“Devastating” Impacts of Climate Change Increasing

(Photo via Shutterstock)
(Photo via Shutterstock)

“One does not sell the land people walk on.”
— Crazy Horse

A massive collapse of an ice sheet in Western Antarctica has begun and, according to scientists, is most likely an unstoppable event that will cause an inevitable rise in global sea levels of at least 10 feet.

The rise will be relatively slow at first, but by 2100 will ramp up sharply. This could happen sooner, warn the scientists, as the impacts of anthropogenic climate disruption (ACD/climate change) continue to intensify.

“This is really happening,” Thomas P. Wagner, who runs NASA’s programs on polar ice and helped oversee some of the research, said. “There’s nothing to stop it now.”


On April 13, the world’s leading scientific body for the assessment of ACD warned of a “devastating rise of 4-5C if we carry on as we are.”

According to Mike Childs, the head of science, policy and research at Friends of the Earth, an increase to 4C warming would mean a “devastating” impact on agriculture and human civilization. Childs added that we would face even more extreme weather events and lose approximately 20-30 percent of the wildlife on the planet. This assessment may even be overly hopeful, given that humans have never lived on a planet at 3.5C or higher.

A report released in April by a joint Australian/US research team states that escalating CO2 emissions now threaten the entire marine food chain, given that more than 90 percent of the excess CO2 in the atmosphere is absorbed by the oceans.

The extreme temperature duality witnessed across the US this past winter is likely to become the norm, thanks to ACD, and it was again revealed who the largest CO2 emitters are. China, the US and India lead as the world’s largest polluters.

The rapidity with which ACD is progressing now is truly astounding. Greenhouse gas emissions grew in the first decade of the 21st century at a rate nearly double that of the previous 30 years combined – this, despite the massive economic downturn in 2008.

With full steam ahead for the industrial growth society that dominates the planet, this dispatch reveals another month of dramatic impacts and stunning reports that show, starkly, how humans are disfiguring all facets of the earth.

Earth

According to a recent study published in Nature, increased levels of CO2 in the atmosphere could be lengthening the growing seasons of grasses and other plants.

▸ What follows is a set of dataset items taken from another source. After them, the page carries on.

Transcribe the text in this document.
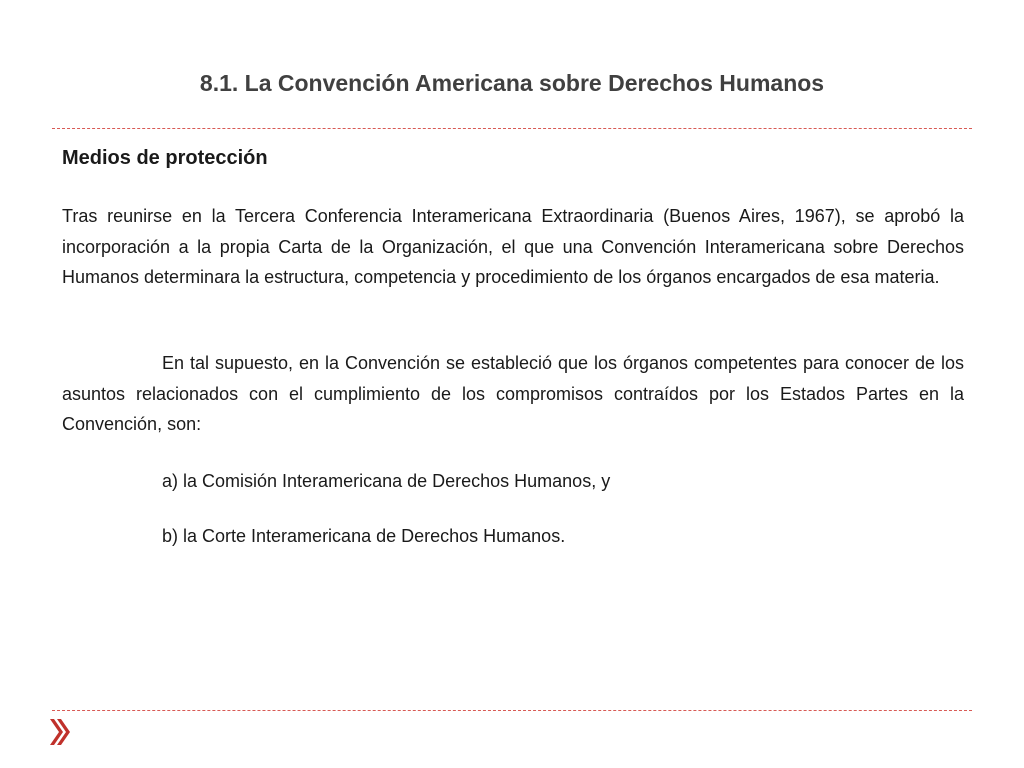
8.1. La Convención Americana sobre Derechos Humanos
Medios de protección

Tras reunirse en la Tercera Conferencia Interamericana Extraordinaria (Buenos Aires, 1967), se aprobó la incorporación a la propia Carta de la Organización, el que una Convención Interamericana sobre Derechos Humanos determinara la estructura, competencia y procedimiento de los órganos encargados de esa materia.

En tal supuesto, en la Convención se estableció que los órganos competentes para conocer de los asuntos relacionados con el cumplimiento de los compromisos contraídos por los Estados Partes en la Convención, son:

a) la Comisión Interamericana de Derechos Humanos, y

b) la Corte Interamericana de Derechos Humanos.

This might seem like good news, except that another study published in Nature about two weeks later revealed that increased CO2 emissions are making the world’s staple food crops of wheat, rice, maize and soybeans less nutritious, which is worsening the already serious health problems already suffered by the billions of malnourished people on the planet.

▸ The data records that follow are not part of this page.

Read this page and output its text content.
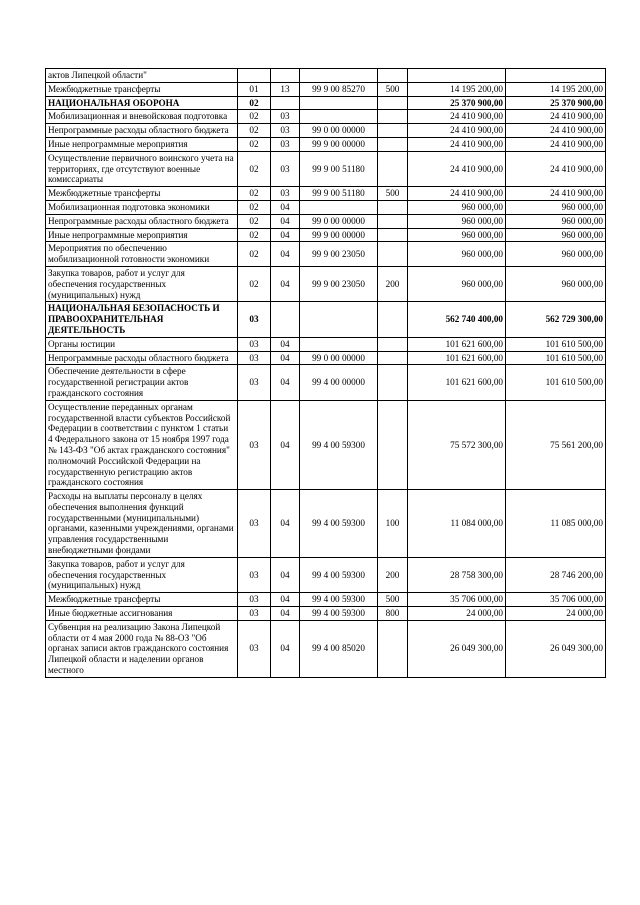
актов Липецкой области"						
Межбюджетные трансферты	01	13	99 9 00 85270	500	14 195 200,00	14 195 200,00
НАЦИОНАЛЬНАЯ ОБОРОНА	02				25 370 900,00	25 370 900,00
Мобилизационная и вневойсковая подготовка	02	03			24 410 900,00	24 410 900,00
Непрограммные расходы областного бюджета	02	03	99 0 00 00000		24 410 900,00	24 410 900,00
Иные непрограммные мероприятия	02	03	99 9 00 00000		24 410 900,00	24 410 900,00
Осуществление первичного воинского учета на территориях, где отсутствуют военные комиссариаты	02	03	99 9 00 51180		24 410 900,00	24 410 900,00
Межбюджетные трансферты	02	03	99 9 00 51180	500	24 410 900,00	24 410 900,00
Мобилизационная подготовка экономики	02	04			960 000,00	960 000,00
Непрограммные расходы областного бюджета	02	04	99 0 00 00000		960 000,00	960 000,00
Иные непрограммные мероприятия	02	04	99 9 00 00000		960 000,00	960 000,00
Мероприятия по обеспечению мобилизационной готовности экономики	02	04	99 9 00 23050		960 000,00	960 000,00
Закупка товаров, работ и услуг для обеспечения государственных (муниципальных) нужд	02	04	99 9 00 23050	200	960 000,00	960 000,00
НАЦИОНАЛЬНАЯ БЕЗОПАСНОСТЬ И ПРАВООХРАНИТЕЛЬНАЯ ДЕЯТЕЛЬНОСТЬ	03				562 740 400,00	562 729 300,00
Органы юстиции	03	04			101 621 600,00	101 610 500,00
Непрограммные расходы областного бюджета	03	04	99 0 00 00000		101 621 600,00	101 610 500,00
Обеспечение деятельности в сфере государственной регистрации актов гражданского состояния	03	04	99 4 00 00000		101 621 600,00	101 610 500,00
Осуществление переданных органам государственной власти субъектов Российской Федерации в соответствии с пунктом 1 статьи 4 Федерального закона от 15 ноября 1997 года № 143-ФЗ "Об актах гражданского состояния" полномочий Российской Федерации на государственную регистрацию актов гражданского состояния	03	04	99 4 00 59300		75 572 300,00	75 561 200,00
Расходы на выплаты персоналу в целях обеспечения выполнения функций государственными (муниципальными) органами, казенными учреждениями, органами управления государственными внебюджетными фондами	03	04	99 4 00 59300	100	11 084 000,00	11 085 000,00
Закупка товаров, работ и услуг для обеспечения государственных (муниципальных) нужд	03	04	99 4 00 59300	200	28 758 300,00	28 746 200,00
Межбюджетные трансферты	03	04	99 4 00 59300	500	35 706 000,00	35 706 000,00
Иные бюджетные ассигнования	03	04	99 4 00 59300	800	24 000,00	24 000,00
Субвенция на реализацию Закона Липецкой области от 4 мая 2000 года № 88-ОЗ "Об органах записи актов гражданского состояния Липецкой области и наделении органов местного	03	04	99 4 00 85020		26 049 300,00	26 049 300,00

ACD is also playing a role in causing a dramatic increase in wheat rust, a fungal disease known as “the polio of the food world,” spreading from Africa to South and Central Asia, the Middle East and now Europe. This is causing calamitous losses for the world’s second most important grain crop after rice, and scientists are very concerned about the dangers this poses to global food security.

This is in addition to the increasing frequency of agricultural shocks caused by extreme weather events that are resulting in a surge in food prices that is hitting consumers, as well as everyone in the food chain, from farmers to agricultural traders to food manufacturers.

In the US, beef prices have already hit an all-time high, since extreme weather like massive droughts has thinned the country’s beef cattle herds to the lowest levels since 1951, when there was only half the number of people to feed.

The San Jose Tico Times in Costa Rica reported that ACD is causing the collapse of wildlife habitats, widespread animal extinction, water scarcity and the spreading of diseases across the already extremely vulnerable populations of Latin America. The region already has the highest biodiversity on the planet, but one-third of all coral-building species there are already threatened with extinction, and 40 percent of the mangrove species along the Pacific and Atlantic coasts of Central America are threatened with extinction.

Escalating temperatures across the US Southwest are causing changes for birds and reptiles – and while some are benefitting from said changes, others like jays and other birds could lose as much as 80 percent of their breeding range by 2100, are losing and becoming threatened with extinction.

In the Arctic region of the planet, permafrost stores vast amounts of organic material that is teeming with microbes. Scientists are now reporting that as the permafrost thaws, as it is now at ever-increasing rates, it is changing the composition of the vegetation in the Arctic by releasing these microbes and accelerating ACD. According to Jeff Chanton, an environmental scientist who was involved in the study, when the peat in the permafrost thaws, water floods the soil and the chemistry change in the soil increases greenhouse gas production.

Speaking of the Arctic, in Alaska the landscape is radically changing in the north as melting permafrost is causing forests to no longer grow straight, as trees are tilting and falling over.

Meanwhile, child psychiatrists, psychologists and educators are reporting escalating anxiety levels in youth, who are flooded with disconcerting talk and news about the destruction of our planet.